Bismarck: The Man and the Statesman
- First edition
- Author: A. J. P. Taylor
- Language: English
- Subject: Otto von Bismarck
- Publisher: Hamish Hamilton
- Publication date: 1955
- Publication place: United Kingdom
- Media type: Print (hardcover and paperback)
- Pages: 286

= Bismarck: The Man and the Statesman =

Book by A.J.P. Taylor

Bismarck: The Man and the Statesman is a biography of the German statesman Otto von Bismarck by the English historian A. J. P. Taylor. It was first published in the United Kingdom by Hamish Hamilton in June 1955.

==Origins==

In a book review written in 1943, Taylor wrote that "to write a life of Bismarck within reasonable compass would be one of the greatest of historical achievements; but perhaps it is impossible. The material is overwhelming; and to make matters worse, Bismarck himself has left, in speeches, conversations or his reminiscences, versions of all the principal events usually deliberately misleading".

Taylor had previously written Germany's First Bid for Colonies 1884-1885: A Move in Bismarck's European Policy and The Struggle for Mastery in Europe 1848–1918, both of which in different ways covered Bismarck's foreign policy. To learn more about his personal life, Taylor read many biographies of Bismarck and a few monographs in French, German and English. He also read Bismarck's memoirs.

He later wrote that the biography was one of the books he had most enjoyed writing: "I knew all the historical background already. Now I found Bismarck's personality fascinating as well and he became one of the few I should like to recall from the dead. It is a very good exercise for an historian to stray into biography - a field seemingly so similar and yet fundamentally different. Perhaps no historian can really handle individual psychology or make an individual the centre of his book. All the same I think my Bismarck is the best on him ever written".

==Contents==

Taylor's Bismarck is not the Junker and iron Chancellor but a complicated, urban intellectual, "the clever, sophisticated son of a clever, sophisticated mother, masquerading all his life as his heavy, earthen father". Instead of working from a thought out plan for the unification of Germany, Bismarck was an opportunist, taking advantage where he knew he could succeed. An emotional man, Bismarck was able through politics and international relations to gain stability and purpose in life.

==Reception==

The book was an immediate success, outselling all of Taylor's previous books both in Britain and America.
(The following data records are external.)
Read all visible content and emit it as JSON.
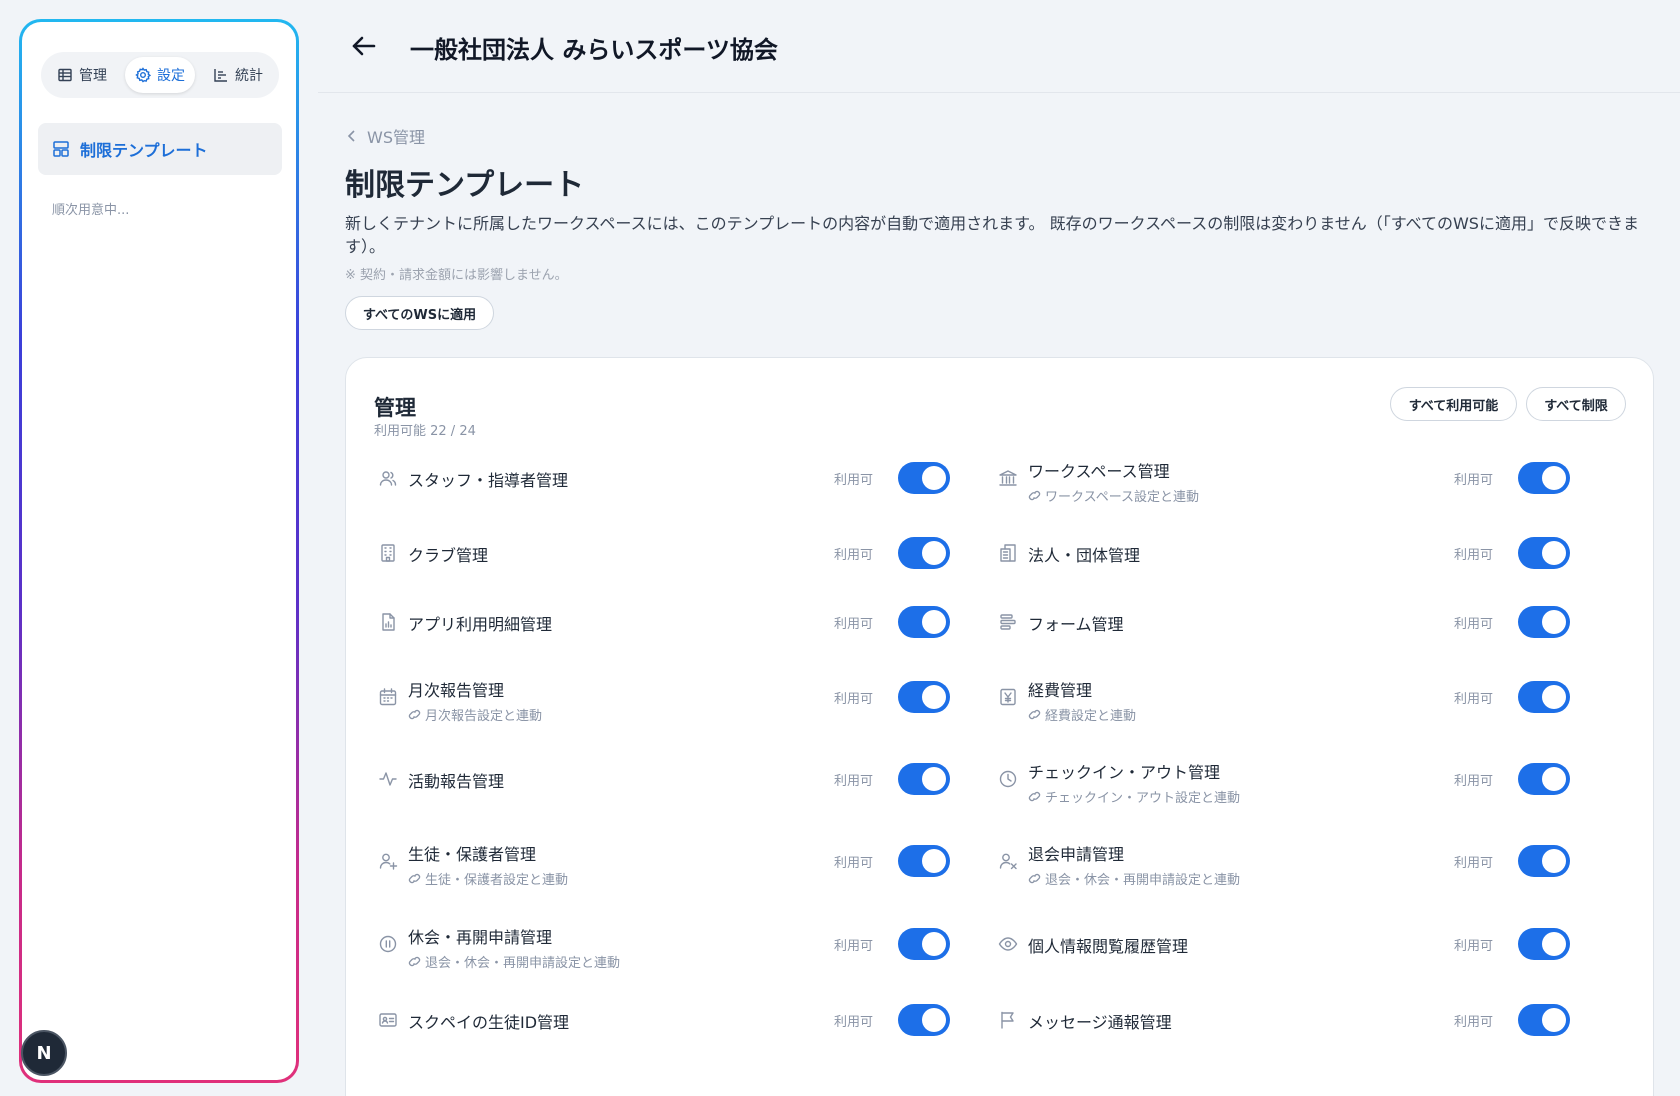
{
  "sidebar": {
    "tabs": [
      {
        "label": "管理",
        "icon": "table-icon"
      },
      {
        "label": "設定",
        "icon": "gear-icon"
      },
      {
        "label": "統計",
        "icon": "chart-icon"
      }
    ],
    "active_item": "制限テンプレート",
    "note": "順次用意中...",
    "badge": "N"
  },
  "header": {
    "title": "一般社団法人 みらいスポーツ協会"
  },
  "breadcrumb": "WS管理",
  "page": {
    "title": "制限テンプレート",
    "description": "新しくテナントに所属したワークスペースには、このテンプレートの内容が自動で適用されます。 既存のワークスペースの制限は変わりません（「すべてのWSに適用」で反映できます）。",
    "note": "※ 契約・請求金額には影響しません。",
    "apply_all_button": "すべてのWSに適用"
  },
  "section": {
    "title": "管理",
    "subtitle": "利用可能 22 / 24",
    "all_allow_button": "すべて利用可能",
    "all_restrict_button": "すべて制限",
    "items": [
      {
        "label": "スタッフ・指導者管理",
        "sub": "",
        "status": "利用可",
        "enabled": true,
        "icon": "users-icon"
      },
      {
        "label": "ワークスペース管理",
        "sub": "ワークスペース設定と連動",
        "status": "利用可",
        "enabled": true,
        "icon": "bank-icon"
      },
      {
        "label": "クラブ管理",
        "sub": "",
        "status": "利用可",
        "enabled": true,
        "icon": "building-icon"
      },
      {
        "label": "法人・団体管理",
        "sub": "",
        "status": "利用可",
        "enabled": true,
        "icon": "office-icon"
      },
      {
        "label": "アプリ利用明細管理",
        "sub": "",
        "status": "利用可",
        "enabled": true,
        "icon": "report-file-icon"
      },
      {
        "label": "フォーム管理",
        "sub": "",
        "status": "利用可",
        "enabled": true,
        "icon": "form-icon"
      },
      {
        "label": "月次報告管理",
        "sub": "月次報告設定と連動",
        "status": "利用可",
        "enabled": true,
        "icon": "calendar-icon"
      },
      {
        "label": "経費管理",
        "sub": "経費設定と連動",
        "status": "利用可",
        "enabled": true,
        "icon": "yen-icon"
      },
      {
        "label": "活動報告管理",
        "sub": "",
        "status": "利用可",
        "enabled": true,
        "icon": "activity-icon"
      },
      {
        "label": "チェックイン・アウト管理",
        "sub": "チェックイン・アウト設定と連動",
        "status": "利用可",
        "enabled": true,
        "icon": "clock-icon"
      },
      {
        "label": "生徒・保護者管理",
        "sub": "生徒・保護者設定と連動",
        "status": "利用可",
        "enabled": true,
        "icon": "user-plus-icon"
      },
      {
        "label": "退会申請管理",
        "sub": "退会・休会・再開申請設定と連動",
        "status": "利用可",
        "enabled": true,
        "icon": "user-x-icon"
      },
      {
        "label": "休会・再開申請管理",
        "sub": "退会・休会・再開申請設定と連動",
        "status": "利用可",
        "enabled": true,
        "icon": "pause-icon"
      },
      {
        "label": "個人情報閲覧履歴管理",
        "sub": "",
        "status": "利用可",
        "enabled": true,
        "icon": "eye-icon"
      },
      {
        "label": "スクペイの生徒ID管理",
        "sub": "",
        "status": "利用可",
        "enabled": true,
        "icon": "id-card-icon"
      },
      {
        "label": "メッセージ通報管理",
        "sub": "",
        "status": "利用可",
        "enabled": true,
        "icon": "flag-icon"
      }
    ]
  }
}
Harold Nicolson in a review said he enjoyed Taylor's irreverence and his "sharp snaps of paradox". In a review for the New Statesman, the military historian Michael Howard wrote that

Taylor carries out his revaluation in the clear, sharp, epigrammatic prose which makes all his work as stimulating as champagne - and which makes one wonder, sometimes, whether it was all really as simple as that. His mind is a convex mirror in which events appear brilliantly coloured, brilliantly distinct, and sometimes a little distorted. He has many of the virtues of Macaulay, and one or two of his faults. The pattern is too sharply etched; the epigrams are too neat; the judgements are too final; but how refreshing it is to read a historian who is not afraid of patterns, epigrams and judgements!

The American historian of Germany, Gordon A. Craig, believed that "Taylor does two things excellently. He provides a long needed account in English of the main facts of Bismarck's career, an account which is at once readable, up to date...and balanced...In the second place, he paints a fascinating portrait of one of the most complicated personalities in an age which was filled with gifted and original minds...[The] chapter on the corrosive effects of the Bismarckian tradition in Germany's intellectual development is not the least interesting part of this highly provocative study".

Fritz Stern reviewed the book for the Political Science Quarterly and said that while there are many other biographies of Bismarck that are more detailed, "as a perceptive psychological sketch of this massively complex being, Mr. Taylor's Bismarck stands unsurpassed".

A German edition was not published until 1962, and it was not much noticed there. However German historian Wolfgang Mommsen later said that Taylor's biography was better than any German synthesis.